Engl 452 : Seminar in Literature, (Re)Interpreting Jane Austen, 1813-2021, Dr. Adela Ramos
Wednesday, May 19 | 4:00-6:30pm
4:00-4:30pm
Capstone Title:
“The greatest civility”: Politeness, Manners, and Human Worth in Jane Austen’s Pride and Prejudice
ePortfolio: https://www.schatz.pludhlab.org/
Abstract: Jane Austen’s novel, Pride and Prejudice, demonstrates that a person’s manners and amiability were not determined from their birth or rank in society, but through the ways in which they act or conduct themselves toward others. My analysis of the novel’s free indirect discourse alongside the speech and behaviors of the upper class characters, Fitzwilliam Darcy, and Lady Catherine de Bourgh, and the aspirational, William Collins, in comparison to their social inferiors, show how their sense of pride, obsession with social distinctions, and belief of superiority satirize the 19th century’s belief of how propriety and civility should be displayed.

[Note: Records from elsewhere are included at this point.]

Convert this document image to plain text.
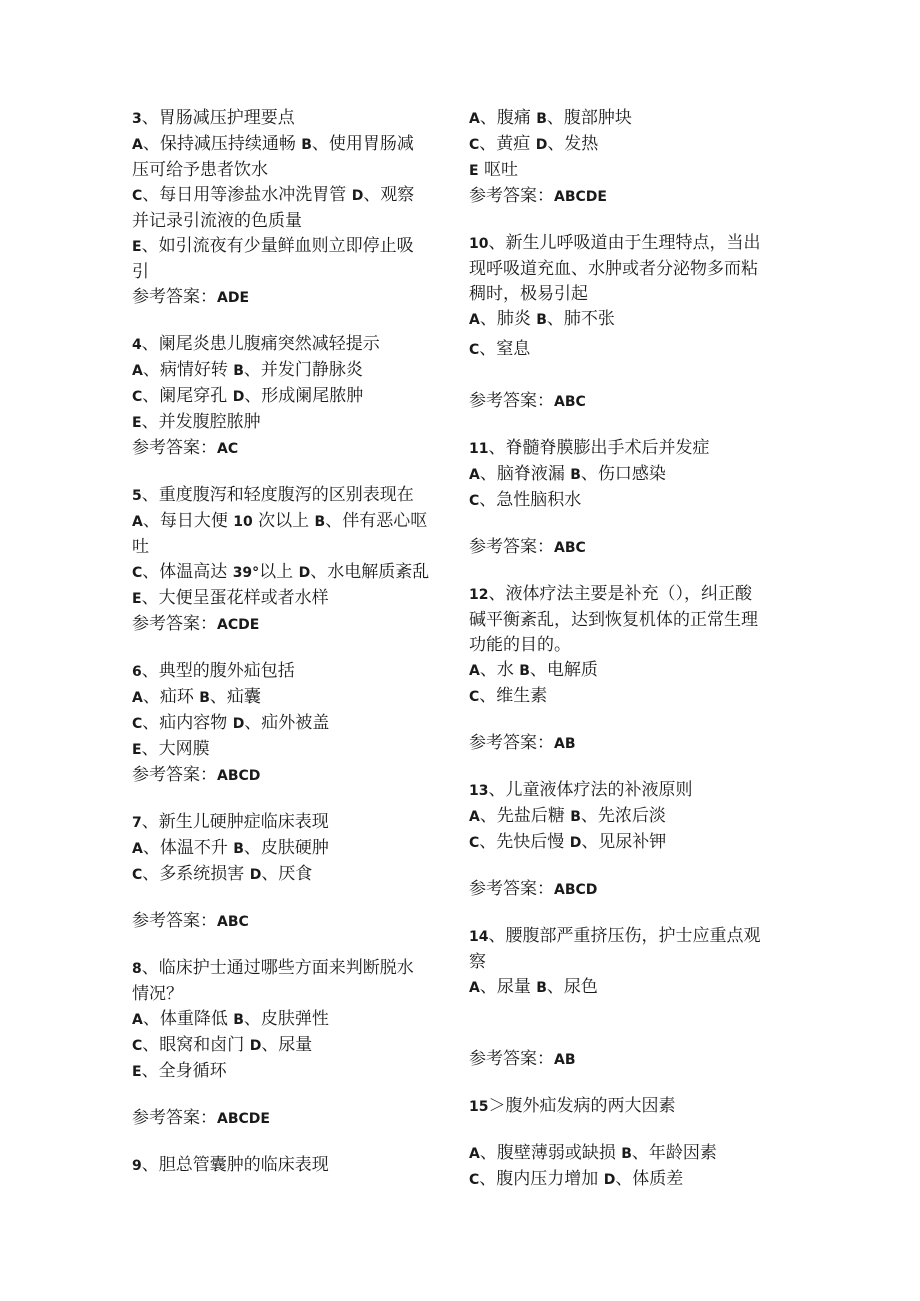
3、胃肠减压护理要点
A、保持减压持续通畅 B、使用胃肠减
压可给予患者饮水
C、每日用等渗盐水冲洗胃管 D、观察
并记录引流液的色质量
E、如引流夜有少量鲜血则立即停止吸
引
参考答案：ADE
4、阑尾炎患儿腹痛突然减轻提示
A、病情好转 B、并发门静脉炎
C、阑尾穿孔 D、形成阑尾脓肿
E、并发腹腔脓肿
参考答案：AC
5、重度腹泻和轻度腹泻的区别表现在
A、每日大便 10 次以上 B、伴有恶心呕
吐
C、体温高达 39°以上 D、水电解质紊乱
E、大便呈蛋花样或者水样
参考答案：ACDE
6、典型的腹外疝包括
A、疝环 B、疝囊
C、疝内容物 D、疝外被盖
E、大网膜
参考答案：ABCD
7、新生儿硬肿症临床表现
A、体温不升 B、皮肤硬肿
C、多系统损害 D、厌食
参考答案：ABC
8、临床护士通过哪些方面来判断脱水
情况？
A、体重降低 B、皮肤弹性
C、眼窝和卤门 D、尿量
E、全身循环
参考答案：ABCDE
9、胆总管囊肿的临床表现
A、腹痛 B、腹部肿块
C、黄疸 D、发热
E 呕吐
参考答案：ABCDE
10、新生儿呼吸道由于生理特点，当出
现呼吸道充血、水肿或者分泌物多而粘
稠时，极易引起
A、肺炎 B、肺不张
C、窒息
参考答案：ABC
11、脊髓脊膜膨出手术后并发症
A、脑脊液漏 B、伤口感染
C、急性脑积水
参考答案：ABC
12、液体疗法主要是补充（），纠正酸
碱平衡紊乱，达到恢复机体的正常生理
功能的目的。
A、水 B、电解质
C、维生素
参考答案：AB
13、儿童液体疗法的补液原则
A、先盐后糖 B、先浓后淡
C、先快后慢 D、见尿补钾
参考答案：ABCD
14、腰腹部严重挤压伤，护士应重点观
察
A、尿量 B、尿色
参考答案：AB
15＞腹外疝发病的两大因素
A、腹壁薄弱或缺损 B、年龄因素
C、腹内压力增加 D、体质差
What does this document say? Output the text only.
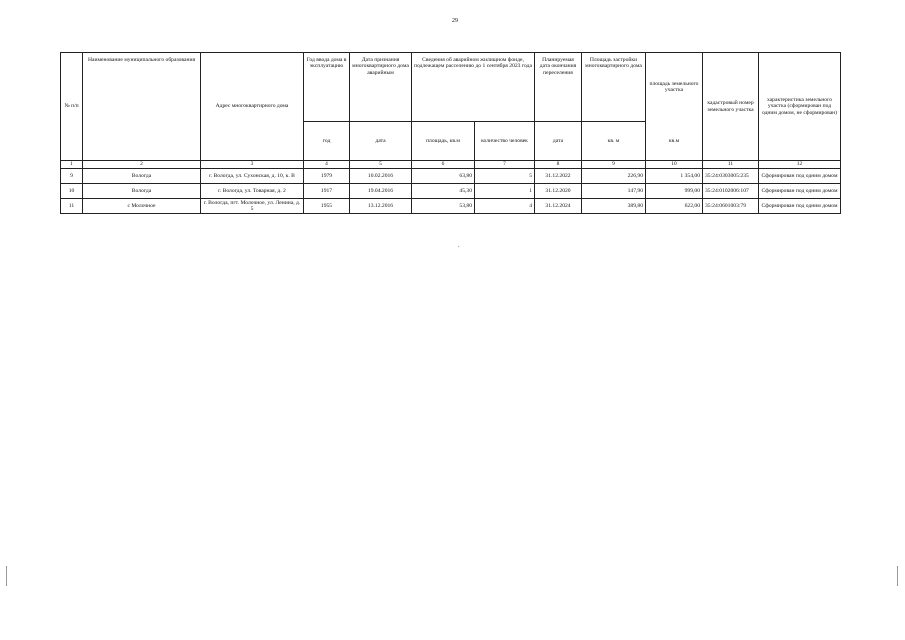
29
№ п/п	Наименование муниципального образования	Адрес многоквартирного дома	Год ввода дома в эксплуатацию	Дата признания многоквартирного дома аварийным	Сведения об аварийном жилищном фонде, подлежащем расселению до 1 сентября 2023 года		Планируемая дата окончания переселения	Площадь застройки многоквартирного дома	площадь земельного участка	кадастровый номер земельного участка	характеристика земельного участка (сформирован под одним домом, не сформирован)
			год	дата	площадь, кв.м	количество человек	дата	кв. м	кв.м		
1	2	3	4	5	6	7	8	9	10	11	12
9	Вологда	г. Вологда, ул. Сухонская, д. 10, к. В	1979	10.02.2016	63,80	5	31.12.2022	226,90	1 354,00	35:24:0303005:235	Сформирован под одним домом
10	Вологда	г. Вологда, ул. Товарная, д. 2	1917	19.04.2016	45,30	1	31.12.2020	147,90	999,00	35:24:0102006:107	Сформирован под одним домом
11	с Молочное	г. Вологда, пгт. Молочное, ул. Ленина, д. 5	1955	13.12.2016	53,80	4	31.12.2024	389,80	622,00	35:24:0601003:79	Сформирован под одним домом
.
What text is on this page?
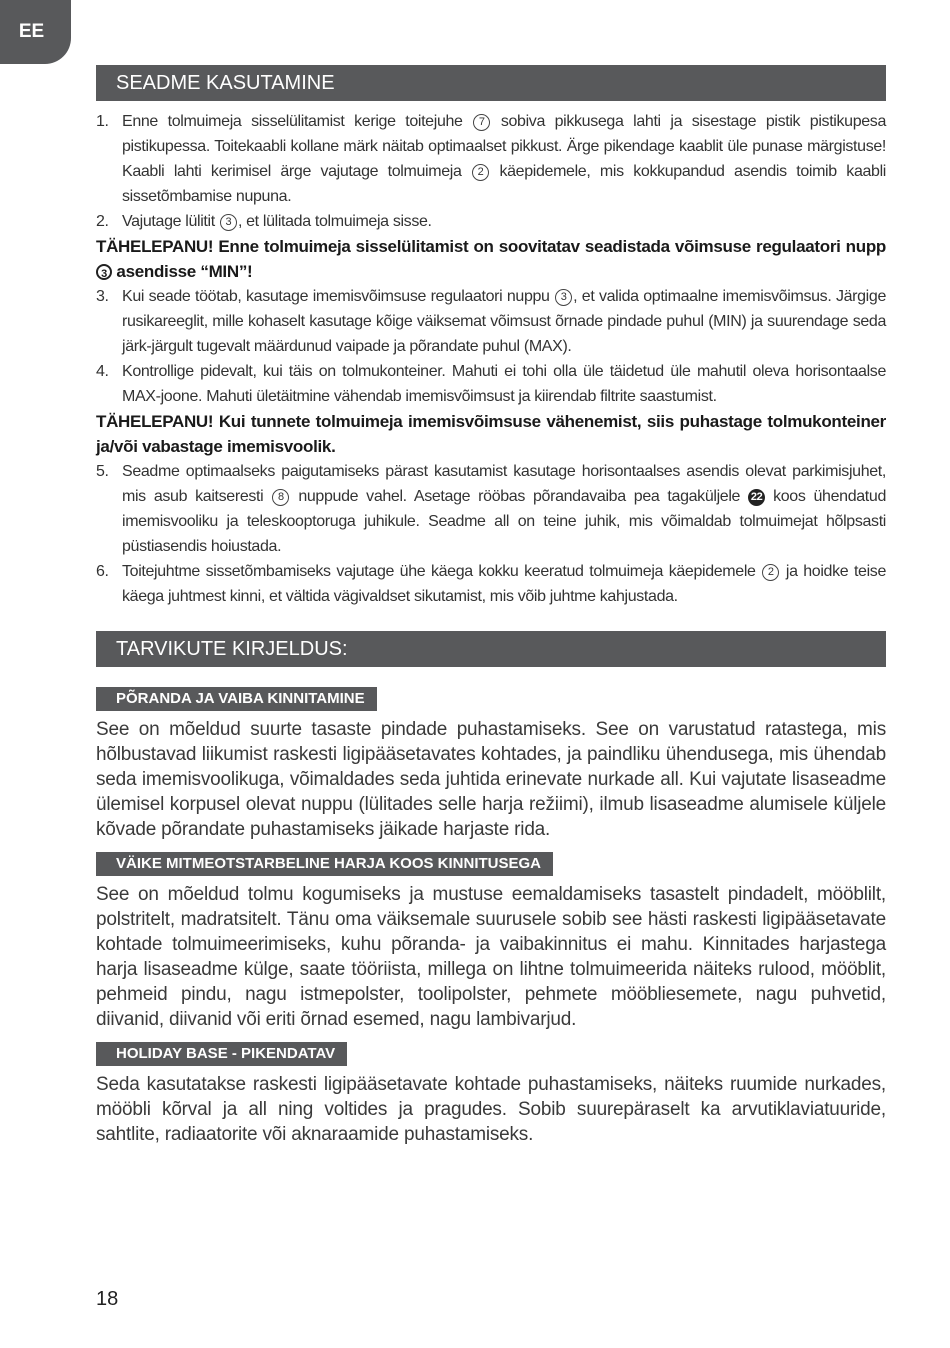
EE
SEADME KASUTAMINE
1. Enne tolmuimeja sisselülitamist kerige toitejuhe 7 sobiva pikkusega lahti ja sisestage pistik pistikupesa pistikupessa. Toitekaabli kollane märk näitab optimaalset pikkust. Ärge pikendage kaablit üle punase märgistuse! Kaabli lahti kerimisel ärge vajutage tolmuimeja 2 käepidemele, mis kokkupandud asendis toimib kaabli sissetõmbamise nupuna.
2. Vajutage lülitit 3 , et lülitada tolmuimeja sisse.
TÄHELEPANU! Enne tolmuimeja sisselülitamist on soovitatav seadistada võimsuse regulaatori nupp 3 asendisse “MIN”!
3. Kui seade töötab, kasutage imemisvõimsuse regulaatori nuppu 3 , et valida optimaalne imemisvõimsus. Järgige rusikareeglit, mille kohaselt kasutage kõige väiksemat võimsust õrnade pindade puhul (MIN) ja suurendage seda järk-järgult tugevalt määrdunud vaipade ja põrandate puhul (MAX).
4. Kontrollige pidevalt, kui täis on tolmukonteiner. Mahuti ei tohi olla üle täidetud üle mahutil oleva horisontaalse MAX-joone. Mahuti ületäitmine vähendab imemisvõimsust ja kiirendab filtrite saastumist.
TÄHELEPANU! Kui tunnete tolmuimeja imemisvõimsuse vähenemist, siis puhastage tolmukonteiner ja/või vabastage imemisvoolik.
5. Seadme optimaalseks paigutamiseks pärast kasutamist kasutage horisontaalses asendis olevat parkimisjuhet, mis asub kaitseresti 8 nuppude vahel. Asetage rööbas põrandavaiba pea tagaküljele 22 koos ühendatud imemisvooliku ja teleskooptoruga juhikule. Seadme all on teine juhik, mis võimaldab tolmuimejat hõlpsasti püstiasendis hoiustada.
6. Toitejuhtme sissetõmbamiseks vajutage ühe käega kokku keeratud tolmuimeja käepidemele 2 ja hoidke teise käega juhtmest kinni, et vältida vägivaldset sikutamist, mis võib juhtme kahjustada.
TARVIKUTE KIRJELDUS:
PÕRANDA JA VAIBA KINNITAMINE

See on mõeldud suurte tasaste pindade puhastamiseks. See on varustatud ratastega, mis hõlbustavad liikumist raskesti ligipääsetavates kohtades, ja paindliku ühendusega, mis ühendab seda imemisvoolikuga, võimaldades seda juhtida erinevate nurkade all. Kui vajutate lisaseadme ülemisel korpusel olevat nuppu (lülitades selle harja režiimi), ilmub lisaseadme alumisele küljele kõvade põrandate puhastamiseks jäikade harjaste rida.

VÄIKE MITMEOTSTARBELINE HARJA KOOS KINNITUSEGA

See on mõeldud tolmu kogumiseks ja mustuse eemaldamiseks tasastelt pindadelt, mööblilt, polstritelt, madratsitelt. Tänu oma väiksemale suurusele sobib see hästi raskesti ligipääsetavate kohtade tolmuimeerimiseks, kuhu põranda- ja vaibakinnitus ei mahu. Kinnitades harjastega harja lisaseadme külge, saate tööriista, millega on lihtne tolmuimeerida näiteks rulood, mööblit, pehmeid pindu, nagu istmepolster, toolipolster, pehmete mööbliesemete, nagu puhvetid, diivanid, diivanid või eriti õrnad esemed, nagu lambivarjud.

HOLIDAY BASE - PIKENDATAV

Seda kasutatakse raskesti ligipääsetavate kohtade puhastamiseks, näiteks ruumide nurkades, mööbli kõrval ja all ning voltides ja pragudes. Sobib suurepäraselt ka arvutiklaviatuuride, sahtlite, radiaatorite või aknaraamide puhastamiseks.

18
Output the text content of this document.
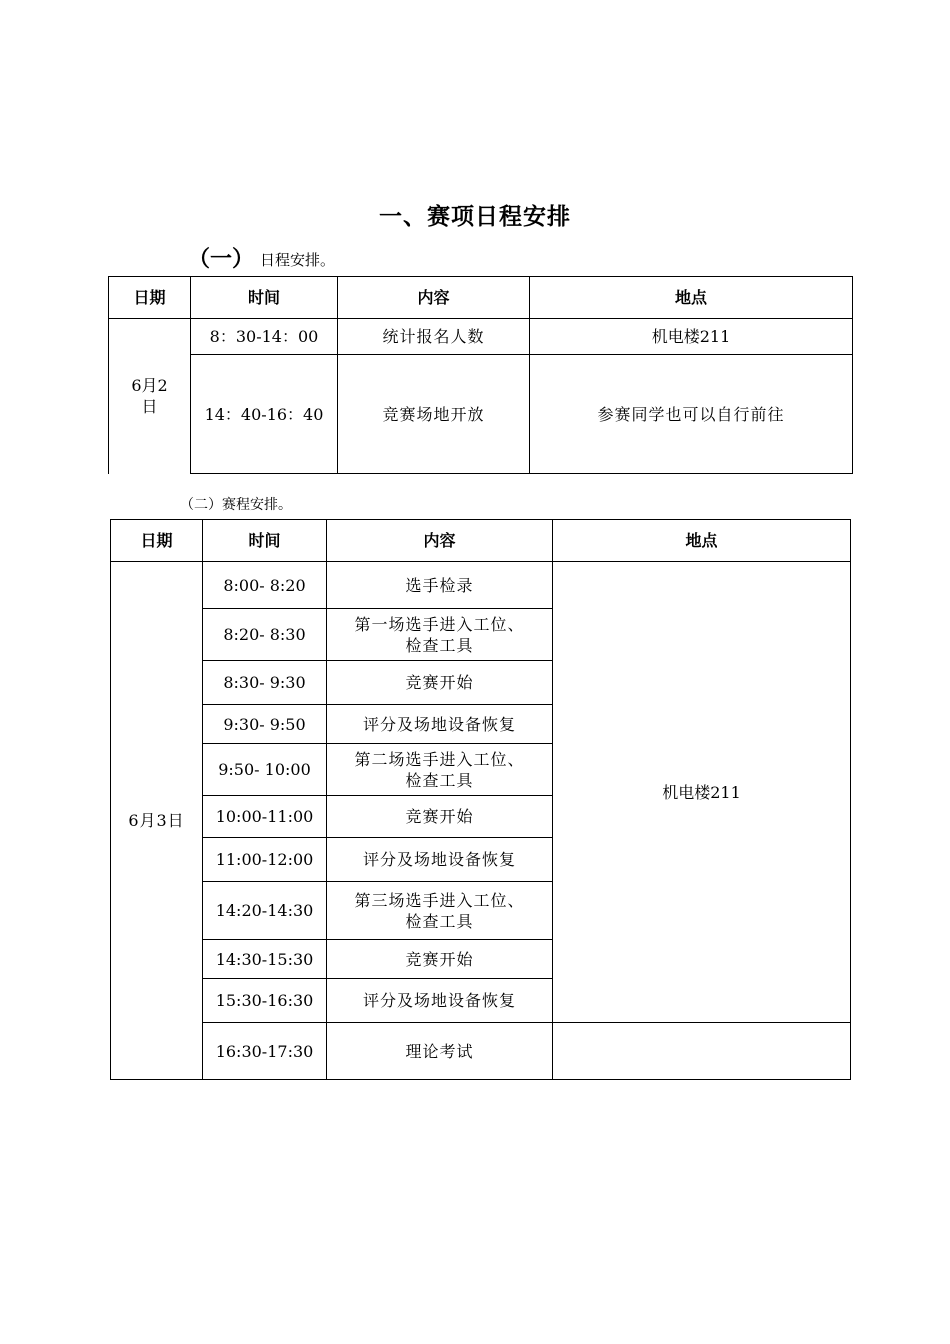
一、赛项日程安排
（一） 日程安排。
日期	时间	内容	地点

6月2
日	8：30-14：00	统计报名人数	机电楼211
	14：40-16：40	竞赛场地开放	参赛同学也可以自行前往
（二）赛程安排。
日期	时间	内容	地点
6月3日	8:00- 8:20	选手检录	机电楼211
	8:20- 8:30	第一场选手进入工位、
检查工具	

	8:30- 9:30	竞赛开始	
	9:30- 9:50	评分及场地设备恢复	
	9:50- 10:00	第二场选手进入工位、
检查工具	

	10:00-11:00	竞赛开始	
	11:00-12:00	评分及场地设备恢复	
	14:20-14:30	第三场选手进入工位、
检查工具	

	14:30-15:30	竞赛开始	
	15:30-16:30	评分及场地设备恢复	
	16:30-17:30	理论考试	
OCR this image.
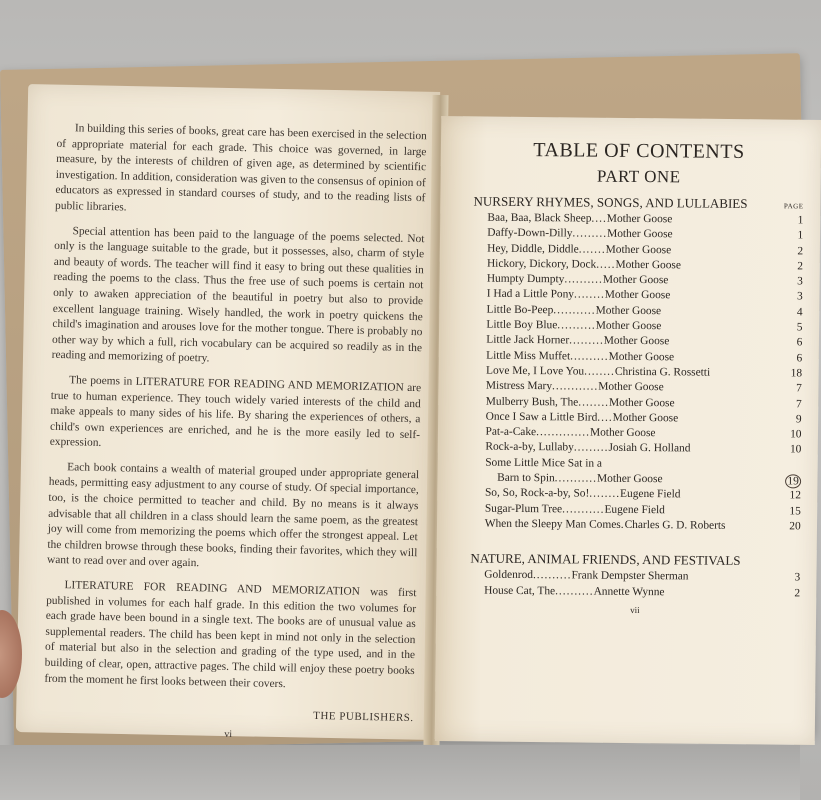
In building this series of books, great care has been exercised in the selection of appropriate material for each grade. This choice was governed, in large measure, by the interests of children of given age, as determined by scientific investigation. In addition, consideration was given to the consensus of opinion of educators as expressed in standard courses of study, and to the reading lists of public libraries.

Special attention has been paid to the language of the poems selected. Not only is the language suitable to the grade, but it possesses, also, charm of style and beauty of words. The teacher will find it easy to bring out these qualities in reading the poems to the class. Thus the free use of such poems is certain not only to awaken appreciation of the beautiful in poetry but also to provide excellent language training. Wisely handled, the work in poetry quickens the child's imagination and arouses love for the mother tongue. There is probably no other way by which a full, rich vocabulary can be acquired so readily as in the reading and memorizing of poetry.

The poems in LITERATURE FOR READING AND MEMORIZATION are true to human experience. They touch widely varied interests of the child and make appeals to many sides of his life. By sharing the experiences of others, a child's own experiences are enriched, and he is the more easily led to self-expression.

Each book contains a wealth of material grouped under appropriate general heads, permitting easy adjustment to any course of study. Of special importance, too, is the choice permitted to teacher and child. By no means is it always advisable that all children in a class should learn the same poem, as the greatest joy will come from memorizing the poems which offer the strongest appeal. Let the children browse through these books, finding their favorites, which they will want to read over and over again.

LITERATURE FOR READING AND MEMORIZATION was first published in volumes for each half grade. In this edition the two volumes for each grade have been bound in a single text. The books are of unusual value as supplemental readers. The child has been kept in mind not only in the selection of material but also in the selection and grading of the type used, and in the building of clear, open, attractive pages. The child will enjoy these poetry books from the moment he first looks between their covers.

THE PUBLISHERS.
vi
TABLE OF CONTENTS
PART ONE
NURSERY RHYMES, SONGS, AND LULLABIES	PAGE
Baa, Baa, Black Sheep .... Mother Goose	1
Daffy-Down-Dilly ......... Mother Goose	1
Hey, Diddle, Diddle ....... Mother Goose	2
Hickory, Dickory, Dock ..... Mother Goose	2
Humpty Dumpty .......... Mother Goose	3
I Had a Little Pony ........ Mother Goose	3
Little Bo-Peep ........... Mother Goose	4
Little Boy Blue .......... Mother Goose	5
Little Jack Horner ......... Mother Goose	6
Little Miss Muffet .......... Mother Goose	6
Love Me, I Love You ........ Christina G. Rossetti	18
Mistress Mary ............ Mother Goose	7
Mulberry Bush, The ........ Mother Goose	7
Once I Saw a Little Bird .... Mother Goose	9
Pat-a-Cake .............. Mother Goose	10
Rock-a-by, Lullaby ......... Josiah G. Holland	10
Some Little Mice Sat in a
Barn to Spin ........... Mother Goose	19
So, So, Rock-a-by, So! ........ Eugene Field	12
Sugar-Plum Tree ........... Eugene Field	15
When the Sleepy Man Comes . Charles G. D. Roberts	20
NATURE, ANIMAL FRIENDS, AND FESTIVALS
Goldenrod .......... Frank Dempster Sherman	3
House Cat, The .......... Annette Wynne	2
vii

By situating the novel in the context of early nineteenth-century ideas about manners, I show how Jane Austen’s use of free indirect discourse is at the service of her critique of the upper class.
4:30-5:00pm
Capstone Title:
“The Distance is Nothing”: Socio-Economic Movement in Pride and Prejudice
ePortfolio:
Abstract: This project develops a reading of spatial representation in Jane Austen’s Pride and Prejudice to reveal how Elizabeth Bennet’s movement effectively bridges socio-economic differences. In nineteenth-century Britain, single women of Elizabeth’s class were not encouraged to travel alone or without reason, and had to travel by invitation and accompanied. While Pride and Prejudice reflects this, it also reflects how women like Elizabeth Bennet use their own movement to defy normative behavior. Elizabeth symbolically moves through socio-economic spaces of exclusion, choosing which boundaries she crosses and which she upholds determined by her own values. Spatial theory is significant to my analysis, as I classify important examples of space such as Meryton, Netherfield, Rosings Park, and Pemberley, as different kinds of symbolic frames. In analyzing Pride and Prejudice through this theory, I hope to reveal how irregular female movement through different socio-economic spaces can establish a new set of values regarding what kinds of socio-economic values are positive and authentic versus negative and artificial.
5:00-5:30pm
Capstone Title:
Rational Happiness and Marriage in Jane Austen’s Pride and Prejudice and Mary Wollstonecraft’s A Vindication of the Rights of Woman
ePortfolio: https://www.ymorales.pludhlab.org/
Abstract: In Jane Austen’s Pride and Prejudice (1813), the characters Elizabeth Bennet, Lydia Bennet, and Charlotte Lucas represent the idea of rational happiness in marriage for women through their discourse and the narrator’s free indirect discourse. I argue that Elizabeth’s discourse reveals how rational happiness encompasses a balance between rational thinking and feelings. During the nineteenth century, marriage for most women was not a choice but rather a necessity as it was the only way for them to avoid destitution. My analysis shows how the way in which the three characters from the novel marry raises many questions about rational happiness. I situate Austen’s writing in her immediate context, showing how she was influenced by Mary Wollstonecraft’s A Vindication of the Rights of Woman (1792). By analyzing the definition of rational happiness and marriage in Austen’s Pride and Prejudice and Wollstonecraft’s A Vindication of the Rights of Woman, I reveal how their writing challenged the way marriage for women was viewed through the concept of rational happiness during the nineteenth century.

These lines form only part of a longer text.